ASTA: Rescinding Testing Requirement Would Incentivize Vaccinations

Following up on a message from earlier this month, the American Society of Travel Advisors (ASTA) is again calling on the Biden Administration to exempt fully vaccinated U.S. travelers from the current one-day testing requirement for entry into the country.

In an article on LinkedIn, ASTA president and CEO Zane Kerby brought up the U.S. border closure to South Africa and seven other nearby countries once the Omicron variant was discovered. At this same time, the U.S. reduced the period in which you could provide a negative COVID test result from three to one days. Kerby poses two questions: Did these two measures achieve their desired outcome; and what even was the desired outcome?

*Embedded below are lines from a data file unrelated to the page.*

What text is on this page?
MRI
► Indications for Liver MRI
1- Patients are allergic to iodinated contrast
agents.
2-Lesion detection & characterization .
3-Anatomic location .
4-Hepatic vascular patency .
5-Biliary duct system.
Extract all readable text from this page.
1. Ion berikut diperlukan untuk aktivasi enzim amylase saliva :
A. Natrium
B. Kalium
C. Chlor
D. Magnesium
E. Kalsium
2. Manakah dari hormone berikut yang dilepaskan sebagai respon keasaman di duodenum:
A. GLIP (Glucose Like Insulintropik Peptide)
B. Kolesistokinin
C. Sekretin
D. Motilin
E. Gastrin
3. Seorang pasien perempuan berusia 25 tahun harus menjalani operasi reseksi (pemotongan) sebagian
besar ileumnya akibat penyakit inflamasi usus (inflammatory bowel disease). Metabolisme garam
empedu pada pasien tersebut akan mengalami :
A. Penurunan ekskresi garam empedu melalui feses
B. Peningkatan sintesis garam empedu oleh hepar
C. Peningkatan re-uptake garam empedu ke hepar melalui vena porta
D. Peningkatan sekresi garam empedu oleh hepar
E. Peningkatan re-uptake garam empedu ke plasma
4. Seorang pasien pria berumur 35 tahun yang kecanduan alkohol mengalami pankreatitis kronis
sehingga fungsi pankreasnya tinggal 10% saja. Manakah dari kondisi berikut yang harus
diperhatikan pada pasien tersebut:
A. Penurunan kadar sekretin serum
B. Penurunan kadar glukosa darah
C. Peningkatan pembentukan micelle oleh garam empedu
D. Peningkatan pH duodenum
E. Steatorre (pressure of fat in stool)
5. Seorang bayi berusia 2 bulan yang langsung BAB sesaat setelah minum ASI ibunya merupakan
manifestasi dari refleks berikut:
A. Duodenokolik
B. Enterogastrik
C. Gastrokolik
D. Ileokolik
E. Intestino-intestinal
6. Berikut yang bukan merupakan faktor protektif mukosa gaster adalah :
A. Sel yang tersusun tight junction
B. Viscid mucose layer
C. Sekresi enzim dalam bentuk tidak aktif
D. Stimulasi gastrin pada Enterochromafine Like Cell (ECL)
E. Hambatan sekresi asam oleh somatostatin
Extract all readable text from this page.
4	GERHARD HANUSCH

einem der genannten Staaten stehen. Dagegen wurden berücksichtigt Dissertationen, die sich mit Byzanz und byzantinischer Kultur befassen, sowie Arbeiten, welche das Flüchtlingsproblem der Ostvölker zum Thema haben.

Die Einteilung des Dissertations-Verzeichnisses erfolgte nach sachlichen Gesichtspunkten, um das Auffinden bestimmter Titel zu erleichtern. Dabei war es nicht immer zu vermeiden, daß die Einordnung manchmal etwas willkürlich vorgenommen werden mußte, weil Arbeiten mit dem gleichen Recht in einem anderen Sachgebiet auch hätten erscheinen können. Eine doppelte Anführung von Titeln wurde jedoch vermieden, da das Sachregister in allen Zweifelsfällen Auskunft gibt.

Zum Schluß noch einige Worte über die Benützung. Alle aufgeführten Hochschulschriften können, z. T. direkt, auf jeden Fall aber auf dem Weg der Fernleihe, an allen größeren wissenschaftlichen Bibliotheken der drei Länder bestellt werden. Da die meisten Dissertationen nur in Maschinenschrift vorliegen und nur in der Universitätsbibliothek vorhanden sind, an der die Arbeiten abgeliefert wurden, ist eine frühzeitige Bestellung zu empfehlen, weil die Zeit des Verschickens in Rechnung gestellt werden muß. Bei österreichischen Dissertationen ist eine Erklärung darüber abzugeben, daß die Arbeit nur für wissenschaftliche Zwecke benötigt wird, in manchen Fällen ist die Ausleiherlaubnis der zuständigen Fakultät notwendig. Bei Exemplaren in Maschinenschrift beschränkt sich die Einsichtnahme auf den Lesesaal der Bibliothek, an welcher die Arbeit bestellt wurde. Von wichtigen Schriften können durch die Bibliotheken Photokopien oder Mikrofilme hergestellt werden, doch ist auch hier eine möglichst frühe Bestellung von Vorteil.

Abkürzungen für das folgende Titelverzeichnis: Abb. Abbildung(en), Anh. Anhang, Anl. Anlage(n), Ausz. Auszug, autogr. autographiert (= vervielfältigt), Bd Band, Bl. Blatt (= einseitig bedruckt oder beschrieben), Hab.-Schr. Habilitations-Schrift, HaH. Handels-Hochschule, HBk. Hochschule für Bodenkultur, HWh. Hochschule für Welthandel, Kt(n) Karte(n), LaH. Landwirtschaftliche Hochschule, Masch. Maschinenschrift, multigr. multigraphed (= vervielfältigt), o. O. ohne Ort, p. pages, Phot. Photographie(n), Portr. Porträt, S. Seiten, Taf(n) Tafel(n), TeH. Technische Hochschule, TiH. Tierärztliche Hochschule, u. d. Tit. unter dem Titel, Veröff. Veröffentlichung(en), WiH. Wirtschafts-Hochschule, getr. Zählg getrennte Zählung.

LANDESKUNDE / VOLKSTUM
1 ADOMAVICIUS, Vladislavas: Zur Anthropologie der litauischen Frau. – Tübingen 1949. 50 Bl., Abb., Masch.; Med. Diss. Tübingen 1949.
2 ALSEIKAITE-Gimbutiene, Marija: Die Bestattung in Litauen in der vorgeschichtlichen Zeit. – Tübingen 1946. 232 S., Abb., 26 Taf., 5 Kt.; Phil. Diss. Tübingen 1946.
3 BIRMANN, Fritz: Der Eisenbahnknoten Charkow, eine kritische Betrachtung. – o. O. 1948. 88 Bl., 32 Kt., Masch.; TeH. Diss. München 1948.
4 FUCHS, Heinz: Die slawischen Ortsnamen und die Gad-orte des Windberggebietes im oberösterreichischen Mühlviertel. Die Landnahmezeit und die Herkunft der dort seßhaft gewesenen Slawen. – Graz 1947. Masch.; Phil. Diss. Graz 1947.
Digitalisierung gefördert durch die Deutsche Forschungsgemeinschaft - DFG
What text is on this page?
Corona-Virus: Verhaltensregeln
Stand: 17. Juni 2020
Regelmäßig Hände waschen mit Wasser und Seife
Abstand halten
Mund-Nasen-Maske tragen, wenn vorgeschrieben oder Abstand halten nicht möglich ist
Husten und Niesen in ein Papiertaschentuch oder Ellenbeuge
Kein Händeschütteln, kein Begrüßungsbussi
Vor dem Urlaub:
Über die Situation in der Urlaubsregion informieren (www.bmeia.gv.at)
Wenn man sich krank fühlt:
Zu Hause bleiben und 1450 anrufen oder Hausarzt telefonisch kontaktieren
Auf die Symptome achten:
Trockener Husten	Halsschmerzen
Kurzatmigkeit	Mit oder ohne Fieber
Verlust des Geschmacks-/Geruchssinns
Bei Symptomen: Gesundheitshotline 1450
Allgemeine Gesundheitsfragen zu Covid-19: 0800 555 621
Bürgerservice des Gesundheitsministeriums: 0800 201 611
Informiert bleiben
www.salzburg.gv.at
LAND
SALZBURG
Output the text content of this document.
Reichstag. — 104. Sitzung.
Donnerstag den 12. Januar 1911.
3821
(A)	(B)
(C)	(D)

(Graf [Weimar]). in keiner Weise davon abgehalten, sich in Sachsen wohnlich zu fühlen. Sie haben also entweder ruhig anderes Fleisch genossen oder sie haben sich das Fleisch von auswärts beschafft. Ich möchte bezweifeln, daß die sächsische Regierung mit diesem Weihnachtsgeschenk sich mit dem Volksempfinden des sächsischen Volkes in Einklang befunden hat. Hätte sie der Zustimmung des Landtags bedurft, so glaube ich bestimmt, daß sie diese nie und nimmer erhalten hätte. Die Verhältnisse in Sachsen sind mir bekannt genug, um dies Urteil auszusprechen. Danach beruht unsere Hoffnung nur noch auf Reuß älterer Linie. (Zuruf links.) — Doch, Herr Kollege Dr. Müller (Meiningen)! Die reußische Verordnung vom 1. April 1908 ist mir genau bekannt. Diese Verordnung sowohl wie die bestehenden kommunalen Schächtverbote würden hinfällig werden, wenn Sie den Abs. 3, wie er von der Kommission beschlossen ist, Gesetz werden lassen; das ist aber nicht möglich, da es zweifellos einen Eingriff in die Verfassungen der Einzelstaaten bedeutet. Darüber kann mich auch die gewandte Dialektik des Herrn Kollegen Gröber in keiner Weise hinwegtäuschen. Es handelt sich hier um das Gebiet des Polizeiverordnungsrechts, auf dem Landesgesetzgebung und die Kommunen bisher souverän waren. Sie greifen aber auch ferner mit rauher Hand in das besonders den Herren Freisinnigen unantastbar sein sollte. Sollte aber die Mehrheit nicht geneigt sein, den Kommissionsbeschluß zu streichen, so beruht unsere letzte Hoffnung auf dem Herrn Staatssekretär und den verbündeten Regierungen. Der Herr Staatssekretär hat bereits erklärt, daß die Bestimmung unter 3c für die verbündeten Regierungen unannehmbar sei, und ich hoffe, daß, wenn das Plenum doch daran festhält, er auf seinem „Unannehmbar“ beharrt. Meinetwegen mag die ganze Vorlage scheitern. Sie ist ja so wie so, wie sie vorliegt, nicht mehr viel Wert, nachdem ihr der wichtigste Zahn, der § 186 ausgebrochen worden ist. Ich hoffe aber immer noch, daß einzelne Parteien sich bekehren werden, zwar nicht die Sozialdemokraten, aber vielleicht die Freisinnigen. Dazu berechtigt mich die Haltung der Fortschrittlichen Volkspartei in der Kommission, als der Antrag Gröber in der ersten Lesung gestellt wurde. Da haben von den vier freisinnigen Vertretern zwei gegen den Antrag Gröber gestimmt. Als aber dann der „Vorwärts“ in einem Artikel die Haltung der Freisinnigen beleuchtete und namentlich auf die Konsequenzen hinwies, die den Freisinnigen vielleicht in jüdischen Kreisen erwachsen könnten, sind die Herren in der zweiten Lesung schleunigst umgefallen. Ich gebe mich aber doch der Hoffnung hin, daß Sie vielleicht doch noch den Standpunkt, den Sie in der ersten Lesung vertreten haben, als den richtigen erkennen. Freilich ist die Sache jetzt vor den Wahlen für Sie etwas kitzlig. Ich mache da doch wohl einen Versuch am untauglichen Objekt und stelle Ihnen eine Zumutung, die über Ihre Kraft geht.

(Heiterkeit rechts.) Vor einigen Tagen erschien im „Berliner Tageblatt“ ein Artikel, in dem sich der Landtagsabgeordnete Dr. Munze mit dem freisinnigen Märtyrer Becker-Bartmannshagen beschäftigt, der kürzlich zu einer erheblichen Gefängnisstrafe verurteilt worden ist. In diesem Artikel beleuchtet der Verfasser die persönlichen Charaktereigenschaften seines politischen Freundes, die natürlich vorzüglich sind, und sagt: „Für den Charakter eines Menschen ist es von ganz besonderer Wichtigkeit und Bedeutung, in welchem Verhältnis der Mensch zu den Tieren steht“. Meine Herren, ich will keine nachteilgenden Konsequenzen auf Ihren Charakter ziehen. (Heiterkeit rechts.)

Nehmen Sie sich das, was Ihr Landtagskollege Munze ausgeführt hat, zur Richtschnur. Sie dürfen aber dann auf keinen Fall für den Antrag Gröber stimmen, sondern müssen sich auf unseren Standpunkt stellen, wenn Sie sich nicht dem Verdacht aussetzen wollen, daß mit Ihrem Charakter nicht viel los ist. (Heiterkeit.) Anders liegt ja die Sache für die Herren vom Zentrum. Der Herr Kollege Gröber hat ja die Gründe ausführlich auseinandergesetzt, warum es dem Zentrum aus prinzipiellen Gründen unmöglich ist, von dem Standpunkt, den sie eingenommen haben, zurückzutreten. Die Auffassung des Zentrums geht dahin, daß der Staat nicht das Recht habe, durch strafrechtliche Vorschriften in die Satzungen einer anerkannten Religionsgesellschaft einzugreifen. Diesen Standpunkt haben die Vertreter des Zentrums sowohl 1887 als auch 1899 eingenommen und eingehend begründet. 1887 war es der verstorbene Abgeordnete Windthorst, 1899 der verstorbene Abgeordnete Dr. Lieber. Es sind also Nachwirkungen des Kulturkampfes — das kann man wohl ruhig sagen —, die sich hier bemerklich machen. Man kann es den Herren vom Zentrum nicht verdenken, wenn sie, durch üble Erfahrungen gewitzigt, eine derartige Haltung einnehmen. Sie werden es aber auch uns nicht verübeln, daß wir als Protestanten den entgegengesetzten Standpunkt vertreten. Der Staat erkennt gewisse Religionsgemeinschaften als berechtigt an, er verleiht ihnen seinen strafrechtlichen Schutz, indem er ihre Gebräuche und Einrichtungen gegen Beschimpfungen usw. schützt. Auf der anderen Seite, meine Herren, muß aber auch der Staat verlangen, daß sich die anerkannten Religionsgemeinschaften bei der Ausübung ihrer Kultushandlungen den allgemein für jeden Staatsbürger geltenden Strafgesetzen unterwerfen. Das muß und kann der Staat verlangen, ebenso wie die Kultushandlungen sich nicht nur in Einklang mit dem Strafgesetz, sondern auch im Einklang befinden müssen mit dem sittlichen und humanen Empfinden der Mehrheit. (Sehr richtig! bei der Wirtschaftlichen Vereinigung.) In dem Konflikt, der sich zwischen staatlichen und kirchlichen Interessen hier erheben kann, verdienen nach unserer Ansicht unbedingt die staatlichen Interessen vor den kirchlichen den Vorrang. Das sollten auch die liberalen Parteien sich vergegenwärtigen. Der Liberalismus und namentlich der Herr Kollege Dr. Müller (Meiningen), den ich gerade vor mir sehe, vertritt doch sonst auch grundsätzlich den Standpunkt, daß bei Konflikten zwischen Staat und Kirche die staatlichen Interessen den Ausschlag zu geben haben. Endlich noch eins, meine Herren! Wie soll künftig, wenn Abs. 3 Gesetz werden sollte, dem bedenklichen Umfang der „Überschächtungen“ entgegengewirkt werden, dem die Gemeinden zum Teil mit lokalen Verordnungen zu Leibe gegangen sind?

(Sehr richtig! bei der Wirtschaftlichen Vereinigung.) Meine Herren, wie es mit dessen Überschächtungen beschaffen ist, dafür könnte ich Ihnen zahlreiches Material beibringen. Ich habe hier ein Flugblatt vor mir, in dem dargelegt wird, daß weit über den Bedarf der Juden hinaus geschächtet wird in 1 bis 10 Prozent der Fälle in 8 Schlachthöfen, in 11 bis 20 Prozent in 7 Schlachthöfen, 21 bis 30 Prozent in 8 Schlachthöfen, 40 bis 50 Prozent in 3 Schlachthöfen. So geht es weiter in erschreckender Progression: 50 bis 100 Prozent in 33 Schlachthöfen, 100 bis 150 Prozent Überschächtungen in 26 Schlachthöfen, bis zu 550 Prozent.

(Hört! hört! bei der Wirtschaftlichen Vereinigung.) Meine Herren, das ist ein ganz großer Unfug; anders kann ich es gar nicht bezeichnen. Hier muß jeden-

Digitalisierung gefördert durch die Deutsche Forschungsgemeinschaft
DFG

If it was to slow the spread of COVID in the U.S., Kerby implies the measures didn’t work. ASTA provided a graphic with data sourced from Wikipedia, government health ministries, The New York Times and other “authoritative sources” detailing the number of COVID cases in the U.S. Starting from December 1, 2021 (the U.S. closed its borders to the eight African countries on November 26, 2021), cases rose each week through the end of the month, with the seven-day average on January 15, 2022 being a record for the entire pandemic. Only then, did cases begin to drop. (The Biden Administration removed the travel ban on December 24, 2021.)

Covid cases graphic

If, however, the desired outcome was “to incentivize vaccination,” Kerby says this can be accomplished by using travel as an incentive, not a punishment.

“The Administration’s plainly and repeatedly stated goal is to get more Americans vaccinated,” Kerby says. “Despite vaccines being widely available and free, the vaccination rate in the U.S. has stagnated in the low 60 percent range for months. And this is the case even though according to the CDC, those vaccinated and boosted are 13 times less likely to test positive for COVID, 16 times less likely to be hospitalized, and are 68 times less likely to die from contracting COVID. Vaccines are safe and effective.”

He adds that ASTA’s consumer research has found that “being able to travel internationally is a strong incentive to get vaccinated for those still on the fence.” To that effect, 58 percent of travelers agreed that a requirement to be tested for COVID would be a “major impediment” for international travel, while 66 percent said that being vaccinated would make them more likely to fly commercially.

“If the Administration is serious about achieving its primary policy goal of getting more Americans vaccinated, it should rescind the CDC’s testing requirement for those U.S. citizens who are fully vaccinated,” Kerby says. Doing so would reopen travel to 200 million Americans, he adds.

CDC Downgrades Threat Level for Cruise Travel

Earlier this week, the U.S. Centers for Disease Control and Prevention (CDC) lowered its Travel Health Notice level for cruise ship travel—from the highest threat level of 4 to a bit lower level of 3. The move was made because cumulative COVID-19 case count among crew members met the threshold for a lower level and remained so for 14 consecutive days.

With the downgrade, the CDC is no longer recommending that cruise travel be avoided, regardless of vaccination status.

Speaking on this, Kerby said, “ASTA welcomes the CDC’s action to downgrade its extreme ‘Level 4’ warning against cruise travel, regardless of vaccination status, which we roundly criticized when it was instituted. This level of warning was completely unnecessary given the extraordinarily stringent anti-COVID measures put in place voluntarily by the cruise lines in close consultation with the CDC. We call on the Administration to continue moving toward a consistent, predictable regulatory environment for cruise and broader travel industry stakeholders as COVID moves into the endemic phase."